In connection with the above, the undersigned certifies the following to Title Insurer as to the Premises but only as to the period between November 1, 2012 (date of acquisition of interests in Owner), and the date hereof (subject to any exceptions expressly noted below):

Mechanics Liens:

A. All labor, services or materials rendered or furnished in connection with the Premises or with the construction or repair of any building or improvements on the Premises contracted for or requested by the undersigned have been completed and paid for in full, with the possible exception of routine repairs and/or maintenance which have been or will be duly paid in the ordinary course of business; and

B. To the actual knowledge of the undersigned, all other labor, services or materials rendered or furnished in connection with the Premises or with the construction or repair of any building or improvements on the Premises have been completed and paid for in full.

Tenants/Parties in Possession:

Except as shown in the Commitment (with respect to tenancies of record), including matters disclosed in the underlying exception documents of record referenced therein, there are no tenants or other parties who are in possession or have the right to be in possession of said Premises, other than guests of the hotel, Accor Business and Leisure Management LLC (as manager) and Chestnut LeaseCo, LLC (as tenant), which tenant has rights as a tenant only and does not have an option to purchase all or part of the Premises (“ OTPs ”), a right of first refusal to acquire all or part of the Premises (“ ROFRs ”) or a right of first offer to acquire all or part of the Premises (“ ROFOs ”).

Unrecorded OTPs, ROFRs and ROFOs:

The undersigned has not entered into (and has no actual knowledge of) any unrecorded OTPs, ROFRs or ROFOs which are presently in effect and will survive the transfer of the Premises in connection with the instant transaction, except as set forth in the Commitment.

Covenants & Restrictions:

To the actual knowledge of the undersigned, (a) the undersigned has received no written notice of past or present violations of any effective covenants, conditions or restrictions set forth in the Commitment (the “ CC&Rs ”) which remain uncured, and (b) any charge or assessment provided for in any of the CC&Rs has been or will be duly paid in the ordinary course.


Bankruptcy:

No proceedings in bankruptcy or receivership have been instituted by or against the undersigned (or its constituent entities) which are now pending, nor has the undersigned (or its constituent entities) made any assignment for the benefit of creditors which is in effect as to said Premises.

Exceptions to the foregoing Certifications, if any, are listed hereinafter:

Gap Indemnification:

Between the date hereof and the date of recording of the insured conveyance but in no event later than 5 business days from the date hereof (hereinafter, the “ Gap Period ”), Owner has not taken or allowed and will not voluntarily take or allow any action to encumber the Premises in the Gap Period.

Further Assurances:

The undersigned hereby undertakes and agrees to fully cooperate with Title Insurer in correcting any errors in the execution and acknowledgment of the insured conveyance.

Counterparts:

This document may be executed in counterparts.

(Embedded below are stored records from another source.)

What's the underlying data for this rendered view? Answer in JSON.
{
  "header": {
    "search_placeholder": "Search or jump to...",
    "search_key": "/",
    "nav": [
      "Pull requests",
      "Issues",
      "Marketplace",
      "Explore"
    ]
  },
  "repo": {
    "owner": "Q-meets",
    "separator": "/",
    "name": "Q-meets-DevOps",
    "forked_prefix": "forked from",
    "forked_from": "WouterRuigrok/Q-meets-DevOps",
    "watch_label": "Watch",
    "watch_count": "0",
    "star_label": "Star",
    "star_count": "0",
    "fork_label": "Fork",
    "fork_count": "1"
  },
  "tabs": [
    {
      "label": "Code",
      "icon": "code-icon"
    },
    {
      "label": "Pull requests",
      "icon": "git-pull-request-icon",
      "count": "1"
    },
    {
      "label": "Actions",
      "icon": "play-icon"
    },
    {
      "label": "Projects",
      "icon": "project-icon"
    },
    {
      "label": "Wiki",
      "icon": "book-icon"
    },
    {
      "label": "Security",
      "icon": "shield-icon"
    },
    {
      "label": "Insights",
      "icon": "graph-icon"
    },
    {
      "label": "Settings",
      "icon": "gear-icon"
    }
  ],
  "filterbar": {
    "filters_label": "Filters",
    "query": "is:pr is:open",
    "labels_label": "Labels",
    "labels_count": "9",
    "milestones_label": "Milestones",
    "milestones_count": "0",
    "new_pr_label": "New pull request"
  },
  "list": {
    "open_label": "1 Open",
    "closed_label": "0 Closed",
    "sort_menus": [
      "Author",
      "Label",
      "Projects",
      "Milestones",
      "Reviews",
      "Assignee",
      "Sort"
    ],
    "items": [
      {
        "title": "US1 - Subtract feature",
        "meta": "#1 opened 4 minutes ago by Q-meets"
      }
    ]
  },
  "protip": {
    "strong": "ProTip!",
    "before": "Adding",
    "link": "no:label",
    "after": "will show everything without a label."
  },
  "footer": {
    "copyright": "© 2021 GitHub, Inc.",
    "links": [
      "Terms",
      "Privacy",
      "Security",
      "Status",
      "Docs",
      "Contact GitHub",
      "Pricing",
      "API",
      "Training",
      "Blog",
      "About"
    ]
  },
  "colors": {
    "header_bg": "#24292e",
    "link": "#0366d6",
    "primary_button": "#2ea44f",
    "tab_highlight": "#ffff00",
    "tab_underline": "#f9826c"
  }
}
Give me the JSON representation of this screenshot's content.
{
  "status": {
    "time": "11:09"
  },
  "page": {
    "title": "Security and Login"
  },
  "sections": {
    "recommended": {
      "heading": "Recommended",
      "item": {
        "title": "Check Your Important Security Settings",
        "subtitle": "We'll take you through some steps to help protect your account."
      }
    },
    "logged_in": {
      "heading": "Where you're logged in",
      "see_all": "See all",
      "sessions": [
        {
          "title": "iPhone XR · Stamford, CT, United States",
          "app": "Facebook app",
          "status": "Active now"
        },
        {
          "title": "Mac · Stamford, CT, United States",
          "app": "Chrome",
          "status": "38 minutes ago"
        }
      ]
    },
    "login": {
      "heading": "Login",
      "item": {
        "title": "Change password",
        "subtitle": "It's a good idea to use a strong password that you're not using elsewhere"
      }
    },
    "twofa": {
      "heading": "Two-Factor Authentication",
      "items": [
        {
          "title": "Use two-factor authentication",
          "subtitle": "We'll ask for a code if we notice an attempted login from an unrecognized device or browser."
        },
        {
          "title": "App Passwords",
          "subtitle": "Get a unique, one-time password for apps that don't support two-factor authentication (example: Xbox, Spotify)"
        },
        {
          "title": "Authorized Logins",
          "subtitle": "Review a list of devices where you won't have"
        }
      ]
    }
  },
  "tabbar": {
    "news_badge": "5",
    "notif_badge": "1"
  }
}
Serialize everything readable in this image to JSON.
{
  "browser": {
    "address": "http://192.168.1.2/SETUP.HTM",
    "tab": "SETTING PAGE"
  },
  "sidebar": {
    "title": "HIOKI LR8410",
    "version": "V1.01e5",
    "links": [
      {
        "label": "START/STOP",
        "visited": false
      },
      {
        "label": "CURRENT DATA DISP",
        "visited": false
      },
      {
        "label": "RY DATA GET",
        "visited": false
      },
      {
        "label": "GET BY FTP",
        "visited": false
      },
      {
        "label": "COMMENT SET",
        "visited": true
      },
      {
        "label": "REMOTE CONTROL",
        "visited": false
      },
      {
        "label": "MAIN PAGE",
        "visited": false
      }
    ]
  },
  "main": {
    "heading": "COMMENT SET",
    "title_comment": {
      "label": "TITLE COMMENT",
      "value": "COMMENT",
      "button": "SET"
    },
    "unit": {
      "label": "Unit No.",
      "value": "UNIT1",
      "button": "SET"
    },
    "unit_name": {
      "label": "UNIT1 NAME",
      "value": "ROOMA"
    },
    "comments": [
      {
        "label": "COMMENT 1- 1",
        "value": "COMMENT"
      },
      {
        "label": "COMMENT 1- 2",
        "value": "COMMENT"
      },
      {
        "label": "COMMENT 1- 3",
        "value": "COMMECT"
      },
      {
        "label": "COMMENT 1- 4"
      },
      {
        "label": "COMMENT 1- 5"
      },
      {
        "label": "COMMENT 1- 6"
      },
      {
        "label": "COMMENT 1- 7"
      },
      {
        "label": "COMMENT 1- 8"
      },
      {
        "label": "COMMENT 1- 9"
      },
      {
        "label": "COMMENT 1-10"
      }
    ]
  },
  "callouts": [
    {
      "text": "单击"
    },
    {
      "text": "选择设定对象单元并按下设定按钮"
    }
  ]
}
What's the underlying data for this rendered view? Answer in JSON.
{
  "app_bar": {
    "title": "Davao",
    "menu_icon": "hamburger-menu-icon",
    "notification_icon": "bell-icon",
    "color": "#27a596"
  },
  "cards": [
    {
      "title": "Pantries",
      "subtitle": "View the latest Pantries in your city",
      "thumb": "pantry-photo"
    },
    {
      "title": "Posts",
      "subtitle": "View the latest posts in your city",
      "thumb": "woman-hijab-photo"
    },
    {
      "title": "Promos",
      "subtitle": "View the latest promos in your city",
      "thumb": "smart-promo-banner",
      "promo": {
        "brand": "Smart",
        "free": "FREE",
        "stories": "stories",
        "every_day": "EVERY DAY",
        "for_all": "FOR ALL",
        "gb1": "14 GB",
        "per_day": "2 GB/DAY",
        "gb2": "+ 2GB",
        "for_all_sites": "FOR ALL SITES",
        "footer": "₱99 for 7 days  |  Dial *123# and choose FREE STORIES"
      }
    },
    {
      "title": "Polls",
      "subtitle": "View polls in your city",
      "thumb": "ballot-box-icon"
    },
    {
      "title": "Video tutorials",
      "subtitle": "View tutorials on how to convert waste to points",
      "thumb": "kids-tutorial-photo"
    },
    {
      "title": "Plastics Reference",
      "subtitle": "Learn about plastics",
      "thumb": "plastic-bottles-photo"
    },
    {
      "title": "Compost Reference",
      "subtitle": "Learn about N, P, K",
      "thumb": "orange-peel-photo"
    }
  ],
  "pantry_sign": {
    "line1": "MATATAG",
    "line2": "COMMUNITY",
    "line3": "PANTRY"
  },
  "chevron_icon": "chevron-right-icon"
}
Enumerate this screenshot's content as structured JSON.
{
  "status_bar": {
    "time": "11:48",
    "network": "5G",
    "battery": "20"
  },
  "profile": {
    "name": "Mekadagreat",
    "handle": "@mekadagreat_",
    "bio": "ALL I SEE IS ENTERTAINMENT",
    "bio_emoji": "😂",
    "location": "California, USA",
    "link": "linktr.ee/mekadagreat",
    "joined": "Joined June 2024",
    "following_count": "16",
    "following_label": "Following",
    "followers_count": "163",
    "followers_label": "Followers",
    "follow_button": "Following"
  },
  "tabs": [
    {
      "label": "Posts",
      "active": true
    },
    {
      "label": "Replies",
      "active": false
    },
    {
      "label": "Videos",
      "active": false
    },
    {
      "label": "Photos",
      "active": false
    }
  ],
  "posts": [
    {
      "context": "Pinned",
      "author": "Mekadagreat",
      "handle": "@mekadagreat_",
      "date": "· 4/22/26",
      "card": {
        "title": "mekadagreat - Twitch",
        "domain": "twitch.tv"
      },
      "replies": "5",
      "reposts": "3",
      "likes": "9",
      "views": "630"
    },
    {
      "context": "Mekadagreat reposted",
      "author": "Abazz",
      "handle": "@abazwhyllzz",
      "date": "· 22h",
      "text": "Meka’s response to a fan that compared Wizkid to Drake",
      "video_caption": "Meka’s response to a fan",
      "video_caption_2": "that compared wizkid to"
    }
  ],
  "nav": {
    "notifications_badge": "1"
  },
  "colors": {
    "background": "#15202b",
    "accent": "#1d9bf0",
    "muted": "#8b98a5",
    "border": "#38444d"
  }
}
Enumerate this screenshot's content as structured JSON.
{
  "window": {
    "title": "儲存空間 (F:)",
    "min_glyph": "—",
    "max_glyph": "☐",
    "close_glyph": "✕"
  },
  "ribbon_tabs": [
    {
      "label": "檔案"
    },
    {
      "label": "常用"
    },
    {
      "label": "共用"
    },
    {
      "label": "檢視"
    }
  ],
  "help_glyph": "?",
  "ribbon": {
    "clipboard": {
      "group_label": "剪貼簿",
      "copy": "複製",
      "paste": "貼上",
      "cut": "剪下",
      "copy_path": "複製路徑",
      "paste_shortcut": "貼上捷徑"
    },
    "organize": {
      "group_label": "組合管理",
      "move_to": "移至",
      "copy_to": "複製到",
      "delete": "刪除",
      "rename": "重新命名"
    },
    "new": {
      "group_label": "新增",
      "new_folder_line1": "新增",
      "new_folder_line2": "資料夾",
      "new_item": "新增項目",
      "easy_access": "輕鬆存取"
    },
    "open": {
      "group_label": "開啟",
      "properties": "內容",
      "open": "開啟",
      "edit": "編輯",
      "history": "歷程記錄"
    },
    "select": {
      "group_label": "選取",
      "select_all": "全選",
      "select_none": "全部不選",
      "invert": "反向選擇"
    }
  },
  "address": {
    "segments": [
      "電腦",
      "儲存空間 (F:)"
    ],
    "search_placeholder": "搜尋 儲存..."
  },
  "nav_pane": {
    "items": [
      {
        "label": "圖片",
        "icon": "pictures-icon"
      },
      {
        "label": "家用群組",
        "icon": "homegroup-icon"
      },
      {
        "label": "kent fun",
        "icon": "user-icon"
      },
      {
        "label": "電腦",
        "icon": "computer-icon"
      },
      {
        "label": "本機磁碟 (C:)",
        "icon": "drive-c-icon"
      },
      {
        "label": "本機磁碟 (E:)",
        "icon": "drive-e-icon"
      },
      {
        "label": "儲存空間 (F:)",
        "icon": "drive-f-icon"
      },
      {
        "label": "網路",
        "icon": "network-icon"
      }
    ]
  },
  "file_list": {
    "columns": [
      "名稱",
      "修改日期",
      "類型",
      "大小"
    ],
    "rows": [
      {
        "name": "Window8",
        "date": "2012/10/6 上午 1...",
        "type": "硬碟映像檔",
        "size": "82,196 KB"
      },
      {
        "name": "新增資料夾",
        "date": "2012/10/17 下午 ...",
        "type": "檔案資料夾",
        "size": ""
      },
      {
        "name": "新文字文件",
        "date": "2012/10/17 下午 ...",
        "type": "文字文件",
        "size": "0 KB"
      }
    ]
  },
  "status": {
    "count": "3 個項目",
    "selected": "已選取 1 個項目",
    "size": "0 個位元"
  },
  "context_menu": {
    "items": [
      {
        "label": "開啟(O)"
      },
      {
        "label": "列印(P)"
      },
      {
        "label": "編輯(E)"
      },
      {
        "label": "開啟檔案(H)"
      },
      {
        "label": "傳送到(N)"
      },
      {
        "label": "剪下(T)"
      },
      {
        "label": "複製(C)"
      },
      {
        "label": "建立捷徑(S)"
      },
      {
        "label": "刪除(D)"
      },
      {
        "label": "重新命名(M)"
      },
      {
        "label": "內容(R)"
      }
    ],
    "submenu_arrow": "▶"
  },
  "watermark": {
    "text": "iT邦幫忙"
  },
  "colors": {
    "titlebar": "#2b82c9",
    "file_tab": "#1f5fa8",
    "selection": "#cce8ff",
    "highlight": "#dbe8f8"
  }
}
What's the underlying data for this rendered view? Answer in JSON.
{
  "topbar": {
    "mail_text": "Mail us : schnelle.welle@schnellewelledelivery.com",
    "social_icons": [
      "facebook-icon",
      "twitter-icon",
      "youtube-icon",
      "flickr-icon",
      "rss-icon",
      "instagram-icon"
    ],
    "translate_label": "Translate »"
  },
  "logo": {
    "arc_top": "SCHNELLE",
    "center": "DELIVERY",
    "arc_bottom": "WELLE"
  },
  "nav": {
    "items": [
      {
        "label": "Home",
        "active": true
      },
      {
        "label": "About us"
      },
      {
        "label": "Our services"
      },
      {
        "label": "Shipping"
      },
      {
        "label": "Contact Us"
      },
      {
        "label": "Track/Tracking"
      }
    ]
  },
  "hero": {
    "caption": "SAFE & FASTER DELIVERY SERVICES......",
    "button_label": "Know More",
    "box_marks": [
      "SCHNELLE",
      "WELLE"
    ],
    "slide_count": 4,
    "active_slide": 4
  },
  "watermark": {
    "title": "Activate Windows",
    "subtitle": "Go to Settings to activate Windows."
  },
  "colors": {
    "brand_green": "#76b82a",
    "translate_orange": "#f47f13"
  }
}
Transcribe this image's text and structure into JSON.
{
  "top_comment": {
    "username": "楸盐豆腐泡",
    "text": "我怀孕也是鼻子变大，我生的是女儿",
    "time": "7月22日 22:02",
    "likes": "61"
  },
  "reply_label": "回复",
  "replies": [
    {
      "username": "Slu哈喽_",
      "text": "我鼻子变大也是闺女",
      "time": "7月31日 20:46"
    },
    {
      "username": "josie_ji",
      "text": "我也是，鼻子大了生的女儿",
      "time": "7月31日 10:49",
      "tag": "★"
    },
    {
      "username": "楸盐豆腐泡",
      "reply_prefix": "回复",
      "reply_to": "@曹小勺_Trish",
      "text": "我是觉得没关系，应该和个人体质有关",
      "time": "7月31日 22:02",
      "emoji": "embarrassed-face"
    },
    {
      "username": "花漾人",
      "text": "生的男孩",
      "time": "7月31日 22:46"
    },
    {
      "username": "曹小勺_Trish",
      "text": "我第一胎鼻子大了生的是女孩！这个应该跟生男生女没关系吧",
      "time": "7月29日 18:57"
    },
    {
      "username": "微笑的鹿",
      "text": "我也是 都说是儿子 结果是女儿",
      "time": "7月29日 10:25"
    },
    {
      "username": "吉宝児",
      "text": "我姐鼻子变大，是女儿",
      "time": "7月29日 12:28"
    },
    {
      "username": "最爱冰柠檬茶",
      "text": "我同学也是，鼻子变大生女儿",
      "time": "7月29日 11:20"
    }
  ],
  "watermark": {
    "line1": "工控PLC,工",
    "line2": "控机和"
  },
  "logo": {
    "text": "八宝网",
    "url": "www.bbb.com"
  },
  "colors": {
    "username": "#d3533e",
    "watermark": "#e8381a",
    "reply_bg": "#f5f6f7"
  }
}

Inducement and Indemnification:

The undersigned provides this document to induce Title Insurer to insure title to said Premises well knowing that it will do so only in complete reliance upon the matters asserted hereinabove and further, will indemnify, defend and hold Title Insurer harmless against any loss or damage sustained as a result of any inaccuracy in the matters asserted hereinabove.

Knowledge/Survival:

Any statement “to the actual knowledge of the Owner” (or similar phrase) shall mean that the “Designated Representative” (as hereinafter defined) of the Owner has no knowledge that such statement is untrue (and, for this purpose, the Owner’s knowledge shall mean the present actual knowledge excluding constructive or imputed knowledge of the Designated Representative, but such Designated Representative shall not have any liability in connection herewith. *** Notwithstanding anything to the contrary herein, (1) any cause of action for a breach of this document shall survive until 6 months after the date hereof, at which time the provisions hereof (and any potential cause of action resulting from any breach for which Title Insurer has not given Owner written notice) shall terminate; and (2) to the extent Title Insurer shall have knowledge as of the date hereof that any of the statements contained herein is false or inaccurate, then the Owner shall have no liability with respect to the same. *** The “ Designated Representative ” for the Owner is Byron Blount. *** The Designated Representative of the Owner is an individual affiliated with, or employed by, the Owner or its affiliates who has been directly involved in the asset management or property management of the Premises and is in a position to confirm the truth and accuracy of Owner’s knowledge certifications herein concerning the Premises.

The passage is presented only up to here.